Cycle de formation 2024 sous la direction de
Marie-Laure Dimon, Christine Gioja Brunerie et Anne-Marie Leriche
Le double se conçoit de multiples façons en psychanalyse. On peut l’approcher comme un autre même, comme un semblable, comme un double de soi, comme un fragment de la vie psychique… À l’origine de la vie, le bébé pré-conçoit l’autre comme un « autre subjectif virtuel » qui permet la création d’un espace de régulation de ses comportements mais encore un espace de re-doublement dans la mesure où cet autre, qui est aussi un objet primaire halluciné négativement, lui renvoie sa propre psyché naissante. C’est la fonction de miroir réflexif de l’objet primaire. Or, il existe des formes contemporaines de ce re-doublement, siège de la réflexivité (primaire ou même originaire), par l’intermédiaire de phénomènes d’externalisation et de projection dans les espaces de la virtualisation. Ces espaces virtuels offrent ainsi des fenêtres pour construire, même artificiellement, une réflexivité (ou pseudo-réflexivité), pour des sujets qui sont toujours aux limites de pouvoir créer des espaces de représentation de soi.

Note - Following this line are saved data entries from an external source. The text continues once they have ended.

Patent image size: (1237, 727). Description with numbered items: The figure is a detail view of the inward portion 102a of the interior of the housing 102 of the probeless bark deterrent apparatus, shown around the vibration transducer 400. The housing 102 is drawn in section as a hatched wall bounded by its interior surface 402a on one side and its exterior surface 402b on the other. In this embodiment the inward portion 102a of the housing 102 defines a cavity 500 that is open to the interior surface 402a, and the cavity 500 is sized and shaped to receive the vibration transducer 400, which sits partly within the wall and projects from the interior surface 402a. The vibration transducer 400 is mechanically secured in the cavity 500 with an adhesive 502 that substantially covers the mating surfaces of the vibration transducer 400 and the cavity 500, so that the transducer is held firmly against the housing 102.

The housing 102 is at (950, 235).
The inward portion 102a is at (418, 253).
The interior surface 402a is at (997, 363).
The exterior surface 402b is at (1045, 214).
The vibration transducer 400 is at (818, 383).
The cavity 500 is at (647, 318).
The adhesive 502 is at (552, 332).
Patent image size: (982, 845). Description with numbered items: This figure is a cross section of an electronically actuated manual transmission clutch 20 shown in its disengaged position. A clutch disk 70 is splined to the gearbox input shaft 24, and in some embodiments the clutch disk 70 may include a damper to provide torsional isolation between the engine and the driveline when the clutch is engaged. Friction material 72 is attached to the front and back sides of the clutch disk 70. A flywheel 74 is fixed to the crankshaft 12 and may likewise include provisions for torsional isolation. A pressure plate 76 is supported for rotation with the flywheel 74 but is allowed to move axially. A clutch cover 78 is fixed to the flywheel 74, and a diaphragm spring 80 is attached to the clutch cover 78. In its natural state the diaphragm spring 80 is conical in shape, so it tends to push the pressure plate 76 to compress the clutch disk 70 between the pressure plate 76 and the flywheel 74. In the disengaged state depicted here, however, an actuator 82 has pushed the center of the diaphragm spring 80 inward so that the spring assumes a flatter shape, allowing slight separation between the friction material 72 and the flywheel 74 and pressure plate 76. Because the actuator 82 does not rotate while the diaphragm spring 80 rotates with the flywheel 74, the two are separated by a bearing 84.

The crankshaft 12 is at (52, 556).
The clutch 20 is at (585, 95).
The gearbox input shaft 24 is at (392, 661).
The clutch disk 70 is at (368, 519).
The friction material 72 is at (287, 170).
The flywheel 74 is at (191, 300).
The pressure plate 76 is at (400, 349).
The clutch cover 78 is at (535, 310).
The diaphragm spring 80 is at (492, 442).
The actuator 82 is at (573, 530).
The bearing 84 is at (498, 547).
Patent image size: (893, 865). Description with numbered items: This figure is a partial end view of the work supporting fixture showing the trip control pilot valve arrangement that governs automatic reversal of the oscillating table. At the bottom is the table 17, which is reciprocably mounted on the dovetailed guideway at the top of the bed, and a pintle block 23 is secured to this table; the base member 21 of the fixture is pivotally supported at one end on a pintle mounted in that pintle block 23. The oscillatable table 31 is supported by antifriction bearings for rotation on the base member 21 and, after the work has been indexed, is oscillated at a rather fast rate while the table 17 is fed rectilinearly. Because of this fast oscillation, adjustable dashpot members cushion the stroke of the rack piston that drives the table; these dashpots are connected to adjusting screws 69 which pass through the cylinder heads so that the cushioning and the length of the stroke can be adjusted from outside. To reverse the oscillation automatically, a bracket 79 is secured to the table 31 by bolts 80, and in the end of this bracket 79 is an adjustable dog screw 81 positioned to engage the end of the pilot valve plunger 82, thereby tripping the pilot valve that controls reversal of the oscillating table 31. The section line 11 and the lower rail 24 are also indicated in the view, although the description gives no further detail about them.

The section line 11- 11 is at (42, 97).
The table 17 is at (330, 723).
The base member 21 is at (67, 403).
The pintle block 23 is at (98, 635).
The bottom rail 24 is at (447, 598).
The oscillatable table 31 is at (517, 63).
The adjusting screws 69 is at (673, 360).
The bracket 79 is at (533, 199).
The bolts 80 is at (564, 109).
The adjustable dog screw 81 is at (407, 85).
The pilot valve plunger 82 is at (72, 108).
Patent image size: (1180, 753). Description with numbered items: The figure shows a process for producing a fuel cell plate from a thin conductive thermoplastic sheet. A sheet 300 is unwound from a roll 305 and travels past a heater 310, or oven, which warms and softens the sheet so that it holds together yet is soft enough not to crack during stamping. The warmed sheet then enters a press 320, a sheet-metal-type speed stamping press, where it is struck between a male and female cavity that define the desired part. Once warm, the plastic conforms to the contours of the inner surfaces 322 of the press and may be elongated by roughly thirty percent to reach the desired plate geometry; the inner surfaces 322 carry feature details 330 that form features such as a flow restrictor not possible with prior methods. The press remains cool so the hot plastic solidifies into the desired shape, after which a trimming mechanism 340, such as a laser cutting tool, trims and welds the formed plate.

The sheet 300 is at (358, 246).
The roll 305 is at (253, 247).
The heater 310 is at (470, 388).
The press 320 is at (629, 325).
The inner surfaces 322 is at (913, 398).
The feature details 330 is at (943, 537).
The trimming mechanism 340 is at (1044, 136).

Incertaine, l’aventure humaine – sans cesse renouvelée et transmise – fait face au défi d’un monde en métamorphoses où les frontières s’effacent au profit d’un espace ouvert, interactif et fluide. Au sein de nos sociétés, les turbulences mondialisées comme les conflits armés et les nombreuses inégalités sociales entrainent un désenchantement généralisé. En s’engageant pleinement dans la société numérique qui propose un monde toujours de plus en plus intelligent, l’individu explore les univers parallèles et envisage alors des rêves plus utopiques qu’il pourra ré‑investir ou non dans la société selon son degré de conscientisation. Face à son miroir magique qui lui offre une réalité déformée et illusoire, l’individu fasciné s’évade et tisse des relations au monde vertigineuses. Dans sa quête d’affirmation de soi, il se construit une ou des identités numériques avec lesquelles il co-existe, circule à sa guise dans les strates spatio-temporelles et d’un clic évince tout obstacle à son plaisir. Libérant l’expression des imaginaires, la société numérique attise nos pulsions les plus enfouies et nous confère la puissance d’un pouvoir sans limites. L’enjeu pour l’homme planétaire que nous sommes devenu ne se nicherait-il pas dans sa capacité à entrevoir un certain équilibre dans les apprentissages critique et en partage ?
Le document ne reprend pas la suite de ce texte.